TALANTE DIALOGANTE, ANTES O DESPUÉS

Ocurre que los viejos políticos, según se va comprobando ahora por diversas causas, siempre han estado en todo y nunca se acuerdan de nada; aunque lo probable es que se deba a estar en trance de perder el juicio antes o después, uno u otro, todos. Curioso, porque en la Transición se acordaron sin haber estado justo para que lo hubiera, o al menos en eso se han acordado tan bien los historiadores aunque también sin haber estado. Por lo menos en una cosa, que había que olvidarlo todo, aunque sin olvidarse de una cosa en la que tenían que acordarse por lo menos: que a lo más algún día tendrían que acordarse todos de que hubiera habido locos para que hubiere de haber habido acuerdos que, con el tiempo, habrían de haber habido de salvar a todos de la anarquía en su momento, claro: cuando sin haber estado ninguno y no acordarse nadie parece no obstante que ellos, conociéndolo de primera mano, sí se acordaron para conjurarla. Con el éxito rotundo que hoy a la vista está, que conjurado en carne y hueso el no haber estado se ha convertido en estado, o no pero estando en ello: que es decir como en parlamento en este estado inminente a perpetuidad instalados en el gesto gerente de estar gestando, obviamente, una nueva gestión de lo nuestro que tratándose de políticos es lo suyo.

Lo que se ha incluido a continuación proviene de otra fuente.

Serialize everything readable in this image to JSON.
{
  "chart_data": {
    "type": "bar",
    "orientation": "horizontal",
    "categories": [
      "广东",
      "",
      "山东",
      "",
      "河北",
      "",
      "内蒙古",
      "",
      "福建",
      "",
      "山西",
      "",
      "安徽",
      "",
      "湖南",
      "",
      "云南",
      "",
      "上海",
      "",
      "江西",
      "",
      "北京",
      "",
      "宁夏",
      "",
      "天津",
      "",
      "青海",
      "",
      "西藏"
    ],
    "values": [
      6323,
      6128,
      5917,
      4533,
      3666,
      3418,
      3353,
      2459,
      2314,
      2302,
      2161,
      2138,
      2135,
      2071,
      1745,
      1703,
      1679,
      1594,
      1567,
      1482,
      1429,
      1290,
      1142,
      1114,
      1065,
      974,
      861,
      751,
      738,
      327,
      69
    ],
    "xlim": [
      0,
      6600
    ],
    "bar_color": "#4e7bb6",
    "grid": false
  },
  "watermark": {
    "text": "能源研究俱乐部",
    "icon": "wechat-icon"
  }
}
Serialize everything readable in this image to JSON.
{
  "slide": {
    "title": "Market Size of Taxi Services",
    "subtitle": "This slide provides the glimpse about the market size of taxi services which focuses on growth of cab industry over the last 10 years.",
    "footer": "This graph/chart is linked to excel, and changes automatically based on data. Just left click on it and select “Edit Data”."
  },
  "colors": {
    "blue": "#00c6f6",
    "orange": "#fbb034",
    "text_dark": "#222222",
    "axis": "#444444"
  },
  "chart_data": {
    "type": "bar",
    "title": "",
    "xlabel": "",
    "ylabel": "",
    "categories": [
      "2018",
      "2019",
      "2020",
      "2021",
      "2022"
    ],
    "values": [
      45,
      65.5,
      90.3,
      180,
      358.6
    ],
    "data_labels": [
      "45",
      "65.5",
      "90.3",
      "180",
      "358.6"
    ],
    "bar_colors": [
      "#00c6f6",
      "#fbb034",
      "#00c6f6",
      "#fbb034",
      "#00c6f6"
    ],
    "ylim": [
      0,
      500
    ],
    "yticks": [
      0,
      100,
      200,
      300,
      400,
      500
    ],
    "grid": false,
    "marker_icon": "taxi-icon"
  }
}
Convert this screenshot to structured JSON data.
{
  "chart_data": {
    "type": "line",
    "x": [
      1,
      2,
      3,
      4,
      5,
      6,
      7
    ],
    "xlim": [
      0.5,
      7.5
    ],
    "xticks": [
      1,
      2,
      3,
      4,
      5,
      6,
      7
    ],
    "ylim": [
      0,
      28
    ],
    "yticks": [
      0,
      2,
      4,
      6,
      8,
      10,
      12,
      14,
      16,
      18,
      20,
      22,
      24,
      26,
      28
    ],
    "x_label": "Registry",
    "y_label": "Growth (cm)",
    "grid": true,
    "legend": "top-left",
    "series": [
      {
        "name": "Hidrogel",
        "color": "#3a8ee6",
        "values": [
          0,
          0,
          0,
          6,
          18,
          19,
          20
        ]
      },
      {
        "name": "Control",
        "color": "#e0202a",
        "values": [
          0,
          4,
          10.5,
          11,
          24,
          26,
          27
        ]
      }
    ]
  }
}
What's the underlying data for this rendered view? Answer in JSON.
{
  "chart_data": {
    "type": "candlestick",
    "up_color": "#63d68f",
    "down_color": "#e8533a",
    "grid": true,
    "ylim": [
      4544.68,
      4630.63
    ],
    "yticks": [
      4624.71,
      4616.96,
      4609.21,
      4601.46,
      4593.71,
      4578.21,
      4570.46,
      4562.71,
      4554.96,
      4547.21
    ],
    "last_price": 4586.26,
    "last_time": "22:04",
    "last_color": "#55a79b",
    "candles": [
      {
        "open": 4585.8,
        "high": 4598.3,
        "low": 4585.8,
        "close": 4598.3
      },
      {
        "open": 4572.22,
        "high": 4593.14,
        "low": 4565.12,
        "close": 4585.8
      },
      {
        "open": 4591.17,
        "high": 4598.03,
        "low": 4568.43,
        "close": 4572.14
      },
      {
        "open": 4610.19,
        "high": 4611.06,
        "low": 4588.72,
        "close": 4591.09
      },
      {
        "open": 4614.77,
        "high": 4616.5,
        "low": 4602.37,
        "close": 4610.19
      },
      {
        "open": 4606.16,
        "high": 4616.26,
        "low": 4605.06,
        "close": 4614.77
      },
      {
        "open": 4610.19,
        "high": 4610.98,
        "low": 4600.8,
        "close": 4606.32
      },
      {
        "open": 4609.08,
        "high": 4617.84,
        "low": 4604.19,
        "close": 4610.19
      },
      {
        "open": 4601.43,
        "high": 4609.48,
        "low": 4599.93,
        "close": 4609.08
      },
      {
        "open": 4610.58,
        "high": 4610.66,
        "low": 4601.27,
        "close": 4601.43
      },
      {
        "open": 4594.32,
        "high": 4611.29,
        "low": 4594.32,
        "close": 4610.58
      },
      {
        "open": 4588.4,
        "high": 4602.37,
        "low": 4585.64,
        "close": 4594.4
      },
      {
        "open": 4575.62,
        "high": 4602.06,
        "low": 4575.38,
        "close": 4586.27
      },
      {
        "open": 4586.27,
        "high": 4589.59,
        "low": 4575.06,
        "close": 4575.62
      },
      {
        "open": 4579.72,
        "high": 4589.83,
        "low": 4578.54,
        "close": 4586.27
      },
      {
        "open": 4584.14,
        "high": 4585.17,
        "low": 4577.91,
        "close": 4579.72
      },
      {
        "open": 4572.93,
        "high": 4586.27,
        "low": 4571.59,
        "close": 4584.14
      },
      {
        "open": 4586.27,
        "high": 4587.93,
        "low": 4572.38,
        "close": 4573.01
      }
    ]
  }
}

Conque de paso y transición también se va aclarando en qué consiste al fin la nueva política y talante dialogante por detrás y por delante y de rabo a cabo, como en la mili. Pues a diferencia de los viejos del bipartidismo de siempre en una de dos, o en estar pero no acordarse o en acordarse para no haber estado, la nueva política es asunto poliafónico y poliédrico o como poco un triángulo de tres (que en España hay que especificarlo, con o sin goma, siendo todo tan elástico): como yo no estaba cuando os acordabais para que no estuviera, o estuviera pero hoy no, mañana, ahora que estoy no puedo acordarme o ahora que me acuerdo no puedo estar. Aunque ahora que me acuerdo, como no me acuerdo si es que no estaba o que no me acuerdo, pues de acuerdo, nos acordaremos todos, pero como os volváis a acordar sin acordaros de acordaros de mí os vais a acordar de mí, como Santa Teresa, y de todos vuestros muertos como cabrones o al revés, que es que hoy no estoy para acordarme si es que estoy para no acordarme o para acordarme pero no hoy.

Y no porque lo diga yo, que ni se me vendría a la cabeza, ni Freud, que sí pero en la de su paciente. Sino porque basta acordarse de algún que otro impaciente en plena investidura de la que nadie quiere acordarse, la del que nadie quiere acordarse, para que esta idiosincrática manera de libre asociación descubra su sentido político ciertamente inconsciente, a ver si así nos acordamos de una vez o ni por ésas. Aunque de todos modos para eso está ahí, por si no se acuerdan, grabado desde entonces por todos los medios el canon de triálogo acorde a la nueva poliafonía triangular: ni hablar de investirte como te acuerdes, aunque si no os acordáis te invisto pero luego si te invisto no me acuerdo. Y es que como en la nueva política la cosa de poder ya no está por turno en manos de dos como entre Esparta y Atenas, sino de tres por lo menos, el talante del político nuevo parece enigma polifónico y poliédrico, con mucha cara, o simplemente complejo, como en Tebas.

Porque al menos en esto digo yo que nos acordaremos: que a uno el pasado le venga según le vaya a la memoria es cosa en que hay acuerdo desde tiempo inmemorial; que sólo se le vaya yendo según se venga, eso era sólo opinión de Freud en este asunto de que nadie quiere acordarse y en que no hay acuerdo porque, al parecer, no cabe en ello. O tan escasamente como que haya acuerdos para no volvernos locos sin vuelta pero nunca a la inversa locura alguna, cuanto menos venganza, en querer alcanzar a cuerdos como locos, caiga quien caiga y sin acordarse de más. Aunque mirando a la vieja política española y luego a la nueva, porque juntas ahora parece que no se pueden ver, parece que al fin se vengan las ganas de suscribir un parecer semejante sin serlo del todo yéndose al acordarse con quién. Suscribirlo, no vengarse.